Выбрать главу

М. Фуко: Именно поэтому меня очень заинтересовал ваш вопрос, хотя я и промолчал. Если мы сведем проблему к этим двум терминам, правовому и психологическому, нам придется сказать следующее: либо психологический дискурс открывает нам истину того, что судебная практика делает вслепую (это позитивистская концепция, какую вы очень часто находите у историков медицины и психологов, когда они вам говорят: «Кем же были колдуны? — Они были невротиками»), или же, если анализ ведется в чисто релятивистском стиле, допускают, что право и психология суть два прочтения одного и того же явления, прочтение, которое в XIX в. было в основном правовым, а в XX в. является психологическим, хотя психологическое прочтение не более обосновано, чем правовое. Со своей стороны я хотел бы ввести третий термин, который я в общих чертах определил бы как полицейский: практика отсева, изгнания, заключения и т. д., на основе которой, как вы видите, построены правовые и психологические практики, дискурс и т. д.

Ж.-Р. Треантон7: Волею судьбы несколько дней назад я оказался участником рабочего заседания, где историки анализировали перепись населения XVII в. в городе Лилле. Отчетливо видно, как действуют переписчики: они переходят из дома в дом, и основной вопрос, который они задают людям, следующий: «Родились ли вы в этом городе?» Историк, делавший доклад, сказал, что этот вопрос был вызван тем фактом, что любого, кто родился в другом городе, могли выслать или изгнать под первым же предлогом. Перепись датируется 1670 г.: можно ли называть общество того времени истинно капиталистическим? Полицейское изгнание, по результатам переписи, было делом гораздо более серьезным, чем в наше время. Я бы сказал, что наши общества являются обществами, где практика изгнания сравнительно мало распространена, где без ограничений признается иммиграция иностранных рабочих, и им совершенно чужда идея высылки из какого-либо населенного пункта тех, кто там не родился. Мне представляется, что исчезновение территориального права в наших обществах противодействует практике изгнания. Возможно, этот факт необходимо связать с процедурами заточения, но в связи с этим я хотел бы привести еще один исторический факт: в десятых годах XIX в. в Великобритании каждый год совершалось три тысячи смертных казней. Таким образом, мне кажется, что все полицейские методы составляют единый комплекс, и я совсем не уверен, что в этом отношении наше общество является полицейским в большей мере, чем прежние общества. Не думаю, что в настоящее время в наших обществах заточение считается нормальным явлением. У нас появилось чувство вины, — что совершенно внове по сравнению с XIX в., — у нас появилось чувство вины за процедуры заточения; достаточно перечитать Жюля Валлеса и вспомнить, как для того, чтобы избавиться от него, отец упрятал его в клинику, и сложность судебной процедуры в то время. Могло ли быть допущено у нас сегодня то, что произошло в правление Наполеона III? Иными словами, я не считаю, что нам стоит испытывать такое чувство вины в этом отношении: в отличие от вас, у меня отсутствует чувство вины.

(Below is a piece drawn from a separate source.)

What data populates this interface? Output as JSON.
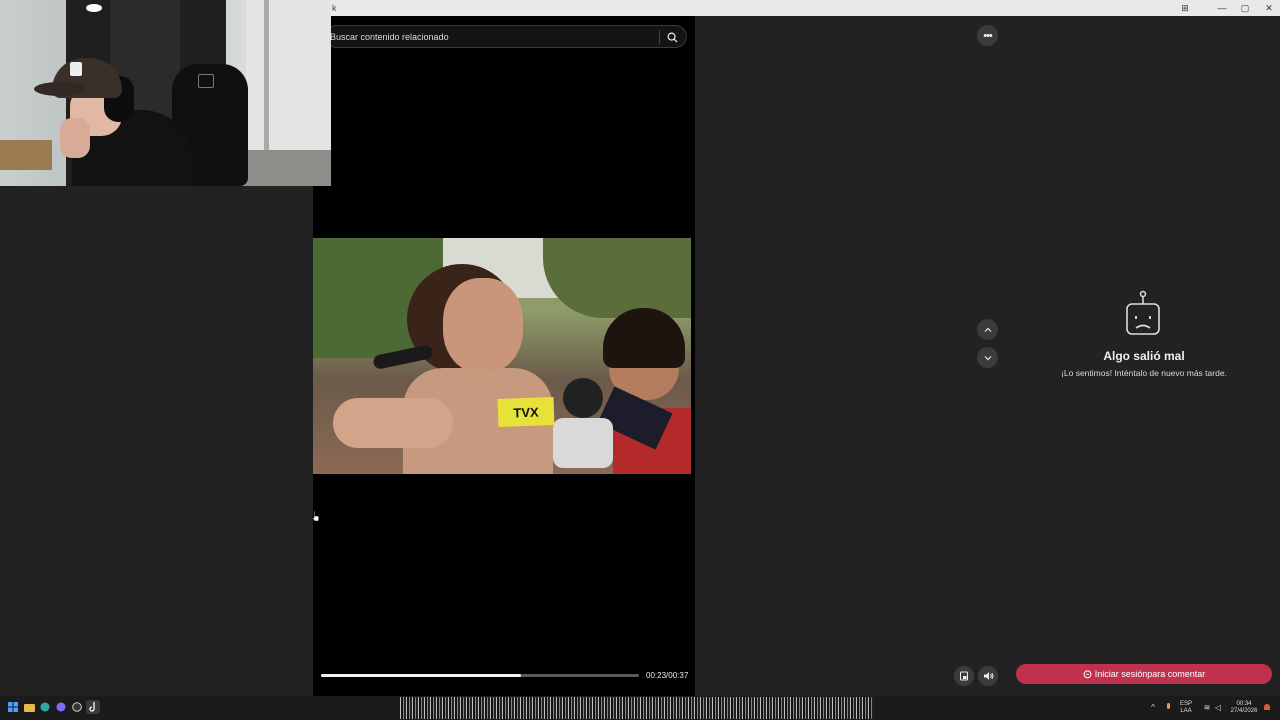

Ж. Жюлиар8: И в самом деле, мне кажется, что заточение не является характерной особенностью капиталистического общества. Начиная с XIX в., т. е. с того момента, когда капитализм набирает силу, когда он действительно начинает определять структуру французского общества, он кладет конец всякой географической (деревня) и социологической сегрегации, с тем чтобы породить «пролетария, которому нечего терять, кроме своих цепей», о котором говорит Маркс. Для своего существования капитализм, следовательно, требует как мобильности рабочей силы, так и социальной подвижности, тогда как докапиталистические общества, наоборот, предполагают гораздо более четко разграниченные социальные функции и кастовую или сословную систему. Следовательно, хоть я и констатирую существование подобного заточения, мне не удается объяснить его с экономической точки зрения. Я хотел бы отметить, таким образом, что по мере того, как капитализм развивает как материальную, так и социальную мобильность, он разрушает прочные внутренние образования, подобные деревне, которые были способны содержать своих собственных маргиналов (бедняков, сумасшедших и т. д.). Что предполагает, без сомнения, существование определенных техник изгнания и заточения, которые уже не имеют ничего общего со средневековыми механизмами, действовавшими внутри самих институтов.